When we start to increase forward speed is like a race between the advancing blade and the retreating one. The higher forward speed the shorter length of retreating blade which can produce useful lift, and the bigger the AOA at which these blade sections are working. In some point the working section of the retreating blade is so short than it would require too big AOA’s and the blade stalls.

Now some interesting things:

1.- What is stalled in a retreating blade stall is the blade section close to the tip. The remaining blade section is working in reverse flow and it is in autorrotative mode.
2.- To reach a real retreating blade stall situation it is necessary that the retreating blade state has spread around an azimuth sector close to the retreating blade position, not just only this position.
3.- A teetering rotor cannot develop a fully retreating blade stall because of the rigid attachment between the two blades prevents from it. What it develops is a different thing which we call bad flapping.

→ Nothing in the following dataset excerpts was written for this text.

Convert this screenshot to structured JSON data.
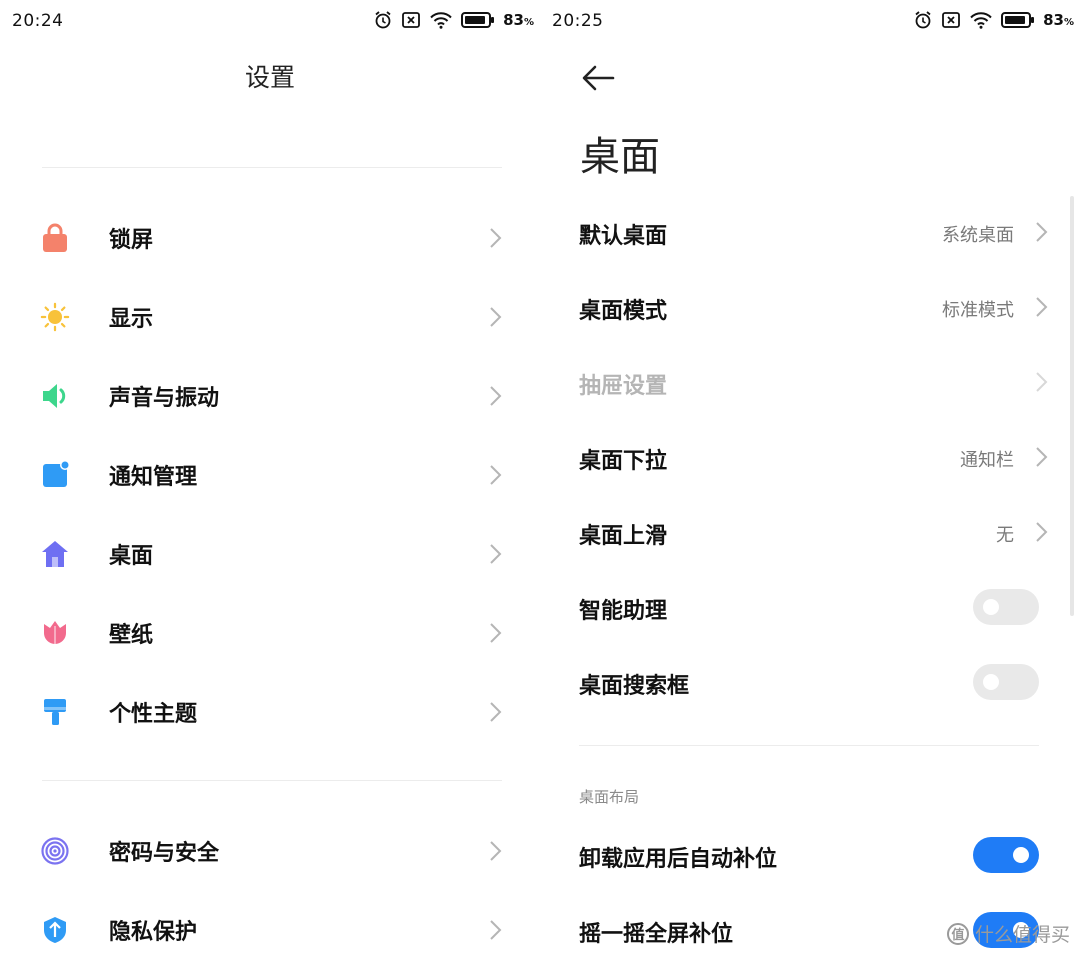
{
  "left_screen": {
    "status_bar": {
      "time": "20:24",
      "battery": "83",
      "battery_unit": "%"
    },
    "title": "设置",
    "items": [
      {
        "label": "锁屏",
        "icon": "lock-icon",
        "color": "#F4826B"
      },
      {
        "label": "显示",
        "icon": "sun-icon",
        "color": "#F8C23A"
      },
      {
        "label": "声音与振动",
        "icon": "speaker-icon",
        "color": "#3DD68C"
      },
      {
        "label": "通知管理",
        "icon": "notification-icon",
        "color": "#2F9BF5"
      },
      {
        "label": "桌面",
        "icon": "home-icon",
        "color": "#6E6FF2"
      },
      {
        "label": "壁纸",
        "icon": "tulip-icon",
        "color": "#F26A8D"
      },
      {
        "label": "个性主题",
        "icon": "paint-brush-icon",
        "color": "#2F9BF5"
      },
      {
        "label": "密码与安全",
        "icon": "fingerprint-icon",
        "color": "#7B73F0"
      },
      {
        "label": "隐私保护",
        "icon": "privacy-shield-icon",
        "color": "#2F9BF5"
      }
    ]
  },
  "right_screen": {
    "status_bar": {
      "time": "20:25",
      "battery": "83",
      "battery_unit": "%"
    },
    "title": "桌面",
    "rows": [
      {
        "label": "默认桌面",
        "value": "系统桌面",
        "type": "nav",
        "enabled": true
      },
      {
        "label": "桌面模式",
        "value": "标准模式",
        "type": "nav",
        "enabled": true
      },
      {
        "label": "抽屉设置",
        "value": "",
        "type": "nav",
        "enabled": false
      },
      {
        "label": "桌面下拉",
        "value": "通知栏",
        "type": "nav",
        "enabled": true
      },
      {
        "label": "桌面上滑",
        "value": "无",
        "type": "nav",
        "enabled": true
      },
      {
        "label": "智能助理",
        "type": "toggle",
        "on": false
      },
      {
        "label": "桌面搜索框",
        "type": "toggle",
        "on": false
      }
    ],
    "section_header": "桌面布局",
    "section_rows": [
      {
        "label": "卸载应用后自动补位",
        "type": "toggle",
        "on": true
      },
      {
        "label": "摇一摇全屏补位",
        "type": "toggle",
        "on": true
      }
    ],
    "accent_color": "#1F7CF6"
  },
  "watermark": {
    "badge": "值",
    "text": "什么值得买"
  }
}
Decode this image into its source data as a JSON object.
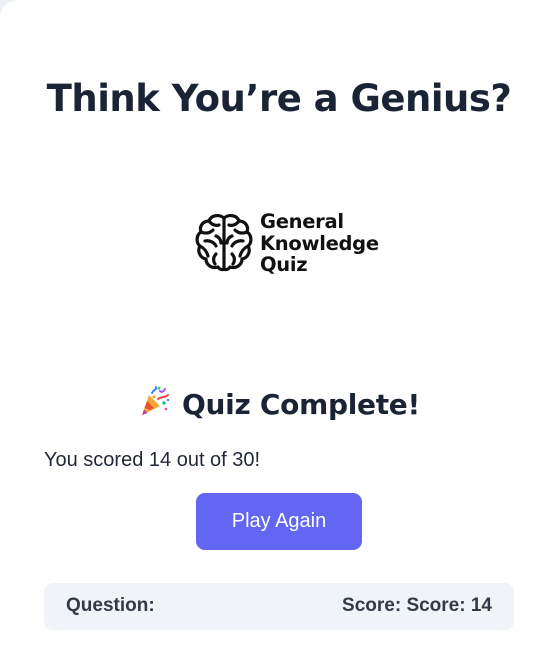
{
  "header": {
    "title": "Think You’re a Genius?"
  },
  "logo": {
    "icon": "brain-icon",
    "lines": [
      "General",
      "Knowledge",
      "Quiz"
    ]
  },
  "result": {
    "emoji_icon": "party-popper-icon",
    "heading": "Quiz Complete!",
    "score_text": "You scored 14 out of 30!",
    "play_again_label": "Play Again"
  },
  "status_bar": {
    "question_label": "Question:",
    "score_label": "Score: Score: 14"
  },
  "colors": {
    "accent": "#6366f1",
    "heading": "#1b2434",
    "status_bg": "#f0f3f7"
  }
}
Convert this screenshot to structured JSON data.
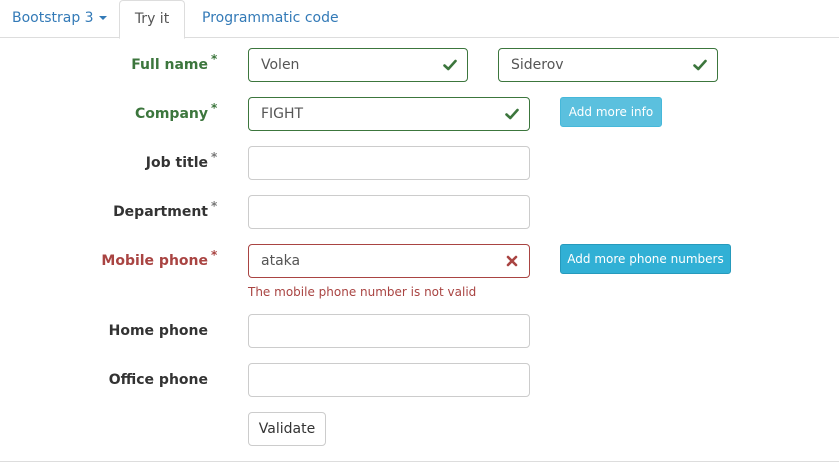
{
  "tabs": {
    "bootstrap": "Bootstrap 3",
    "try_it": "Try it",
    "programmatic": "Programmatic code"
  },
  "form": {
    "full_name": {
      "label": "Full name",
      "first": "Volen",
      "last": "Siderov",
      "state": "success"
    },
    "company": {
      "label": "Company",
      "value": "FIGHT",
      "state": "success",
      "button": "Add more info"
    },
    "job_title": {
      "label": "Job title",
      "value": ""
    },
    "department": {
      "label": "Department",
      "value": ""
    },
    "mobile_phone": {
      "label": "Mobile phone",
      "value": "ataka",
      "state": "error",
      "error_message": "The mobile phone number is not valid",
      "button": "Add more phone numbers"
    },
    "home_phone": {
      "label": "Home phone",
      "value": ""
    },
    "office_phone": {
      "label": "Office phone",
      "value": ""
    },
    "required_marker": "*",
    "validate_button": "Validate"
  },
  "colors": {
    "success": "#3c763d",
    "error": "#a94442",
    "link": "#337ab7",
    "info": "#5bc0de"
  },
  "icons": {
    "valid": "check-icon",
    "invalid": "x-icon",
    "dropdown": "caret-down-icon"
  }
}
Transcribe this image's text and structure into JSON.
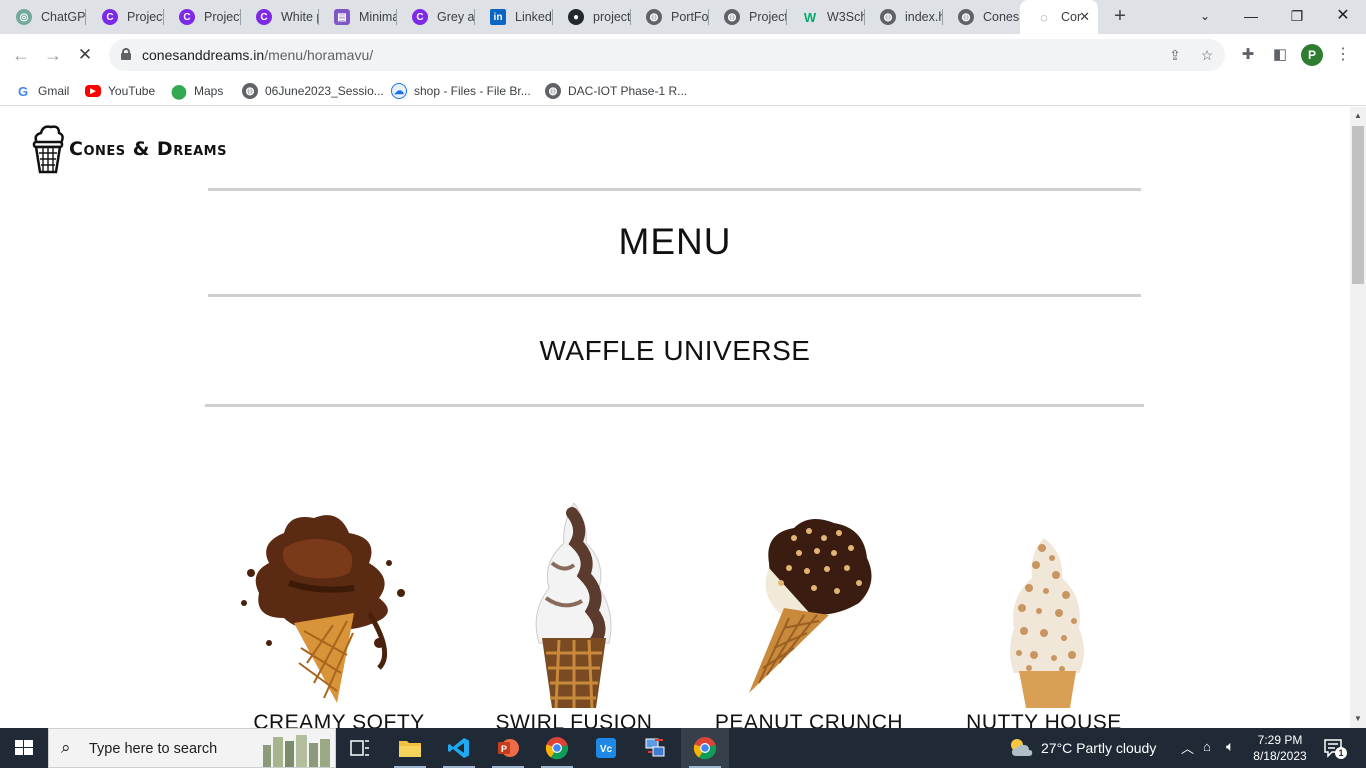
{
  "browser": {
    "tabs": [
      {
        "label": "ChatGPT",
        "icon": "openai-icon",
        "color": "#74aa9c"
      },
      {
        "label": "Project",
        "icon": "canva-icon",
        "color": "#7d2ae8"
      },
      {
        "label": "Project",
        "icon": "canva-icon",
        "color": "#7d2ae8"
      },
      {
        "label": "White p",
        "icon": "canva-icon",
        "color": "#7d2ae8"
      },
      {
        "label": "Minima",
        "icon": "printer-icon",
        "color": "#7e57c2"
      },
      {
        "label": "Grey ar",
        "icon": "canva-icon",
        "color": "#7d2ae8"
      },
      {
        "label": "LinkedI",
        "icon": "linkedin-icon",
        "color": "#0a66c2"
      },
      {
        "label": "project",
        "icon": "github-icon",
        "color": "#24292f"
      },
      {
        "label": "PortFol",
        "icon": "globe-icon",
        "color": "#5f6368"
      },
      {
        "label": "Project",
        "icon": "globe-icon",
        "color": "#5f6368"
      },
      {
        "label": "W3Sch",
        "icon": "w3schools-icon",
        "color": "#04aa6d"
      },
      {
        "label": "index.h",
        "icon": "globe-icon",
        "color": "#5f6368"
      },
      {
        "label": "Cones",
        "icon": "globe-icon",
        "color": "#5f6368"
      },
      {
        "label": "Cor",
        "icon": "loading-icon",
        "color": "#5f6368"
      }
    ],
    "url_host": "conesanddreams.in",
    "url_path": "/menu/horamavu/",
    "profile_initial": "P",
    "bookmarks": [
      {
        "label": "Gmail",
        "icon": "google-icon",
        "color": "#4285f4"
      },
      {
        "label": "YouTube",
        "icon": "youtube-icon",
        "color": "#ff0000"
      },
      {
        "label": "Maps",
        "icon": "maps-pin-icon",
        "color": "#34a853"
      },
      {
        "label": "06June2023_Sessio...",
        "icon": "globe-icon",
        "color": "#5f6368"
      },
      {
        "label": "shop - Files - File Br...",
        "icon": "file-browser-icon",
        "color": "#1a73e8"
      },
      {
        "label": "DAC-IOT Phase-1 R...",
        "icon": "globe-icon",
        "color": "#5f6368"
      }
    ]
  },
  "site": {
    "brand": "Cones & Dreams",
    "menu_title": "MENU",
    "section_title": "WAFFLE UNIVERSE",
    "products": [
      {
        "name": "CREAMY SOFTY",
        "image": "chocolate-softy-cone"
      },
      {
        "name": "SWIRL FUSION",
        "image": "swirl-cone"
      },
      {
        "name": "PEANUT CRUNCH",
        "image": "peanut-cone"
      },
      {
        "name": "NUTTY HOUSE",
        "image": "nutty-cone"
      }
    ]
  },
  "taskbar": {
    "search_placeholder": "Type here to search",
    "weather": "27°C  Partly cloudy",
    "time": "7:29 PM",
    "date": "8/18/2023",
    "notification_count": "1"
  }
}
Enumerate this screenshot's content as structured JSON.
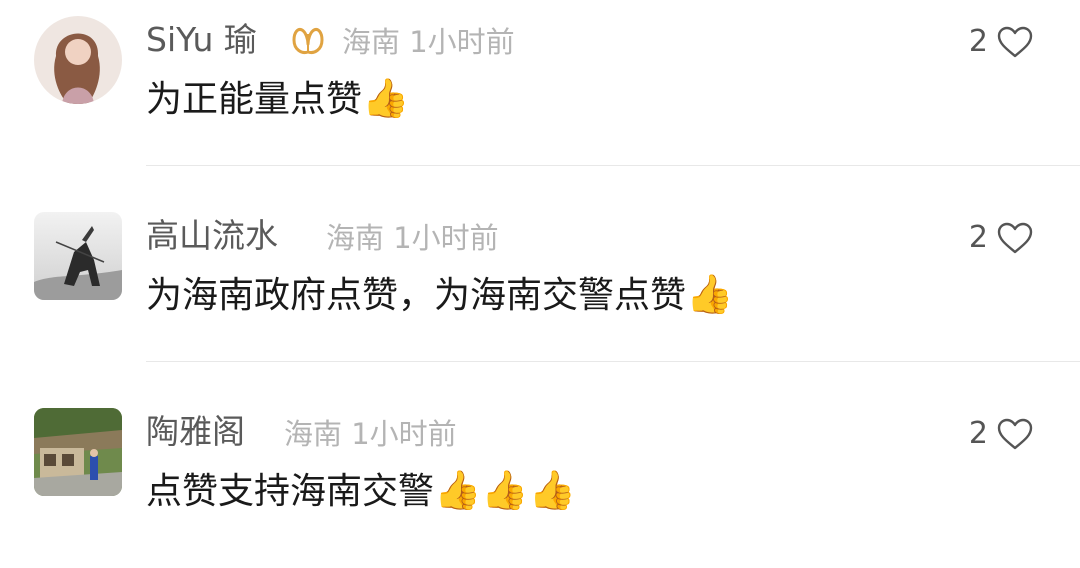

I think what you are talking about it is µ (relation between forward speed and tip speed), no retreating blade stall. Nowadays helicopters are working at µ about 50 %, and is accepted that the maximum acceptable to avoid retreating blade stall is 75 to 80%. In gyros the µ can be greater because its lower collective pitch. Besides it, the increasing rpm with airspeed is always maintaining the µ in a low value in our gyros.

Regards. Ferran
 
Jim

The following is in reply to your question.
"Assuming a gyro has more than enough power to reach a VERY high forward speed, what would happen to the rotor behavior?"
The Sikorsky ~ S-69 (XH-59) ABC was designed to operate at very high forward speeds. In addition, it does not have wings and it operates as a gyrocopter during cruise since the rotors are in autorotation.

It requires two rotors to provide lateral symmetry of lift since the retreating blades are significantly unloaded and the reverse airflow regions on the retreating side of the rotors are detrimental to lift.

The continuing portion of the Sikorsky X2 thread on PPRuNe may answer your question, or alternatively create more questions. :)


Dave
 
Thank you very much for this paper, Chuck. By now I've only read the summary, and I'm going to study it deeply. But what the paper is talking about in the summary is not about retreating blade stall. It is talking about stalled regions in the retreating blade sector and the way in which this stalled region increases with airspeed.

There is a big difference between stalled region in the rotor disc and retreating blade stall. From 1939 to now the knowledge and understanding of rotors has developed very much, and nowadays we know more about these questions.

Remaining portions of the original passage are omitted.